Р. сразу заторопился:

— Пора в библиотеку, молодой человек. Давно пора. Кое-что непременно надо успеть дочитать, — сказал Р., сворачивая в переулок.

…Дома, на пустой улице, Бутов услышал частую дробь догоняющих его шагов. Он знал, кто это, но не обернулся. Один раз он остановился и сказал, не оборачиваясь:

— Чего ты от меня хочешь?

— Поговорить. Объяснить! — ответила Ира. Теперь голос ее звучал завораживающе, как тогда на концерте, и грустно, словно бы не она несколько минут назад выкрикнула неумолимое: «Ты должен разоружиться!».

— Наговорились, куда еще…

— Нет, нет…

Вслед за ним она зашла в комнату. Тут все было по-прежнему залито солнцем. В форточку влетела мохнатая пчела. «Как это она очутилась в центре города?» — подумал он. Пчела садилась на светло-желтые солнечные блики, принимая их, очевидно, за цветы, и с негодующим жужжанием поднималась в воздух. Комната была похожа на луг. Все, с чем тебя разлучают, кажется таким красивым. Луг?! Почему-то вспомнилась трехлетняя Леночка, дочка соседей, дружившая с ним, и Бутов снова подумал: «А куда же деваются дети «репрессированных»… Может быть, и действительно есть лагеря для трехлетних?» Эта мысль не оставляла его.
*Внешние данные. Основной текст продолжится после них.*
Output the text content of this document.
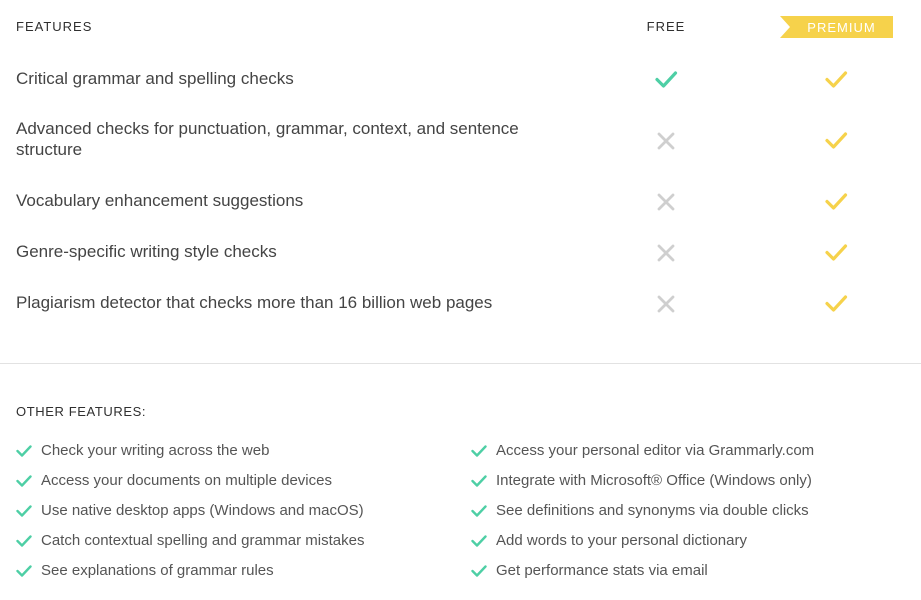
FEATURES	FREE	PREMIUM
Critical grammar and spelling checks
Advanced checks for punctuation, grammar, context, and sentence structure
Vocabulary enhancement suggestions
Genre-specific writing style checks
Plagiarism detector that checks more than 16 billion web pages
OTHER FEATURES:
Check your writing across the web
Access your documents on multiple devices
Use native desktop apps (Windows and macOS)
Catch contextual spelling and grammar mistakes
See explanations of grammar rules
Access your personal editor via Grammarly.com
Integrate with Microsoft® Office (Windows only)
See definitions and synonyms via double clicks
Add words to your personal dictionary
Get performance stats via email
Ветер усиливался, швыряя занавеску, и блики колебались все быстрее, заманивая в светлую пустоту. Бутов распахнул окно, и пчела вылетела уверенно и прямо.

Тени и световые пятна, так похожие на цветы, но при этом до удивительности даже неживые, качались вместе с порывами ветра, без устали колеблющего занавеску. И его «часы заведены».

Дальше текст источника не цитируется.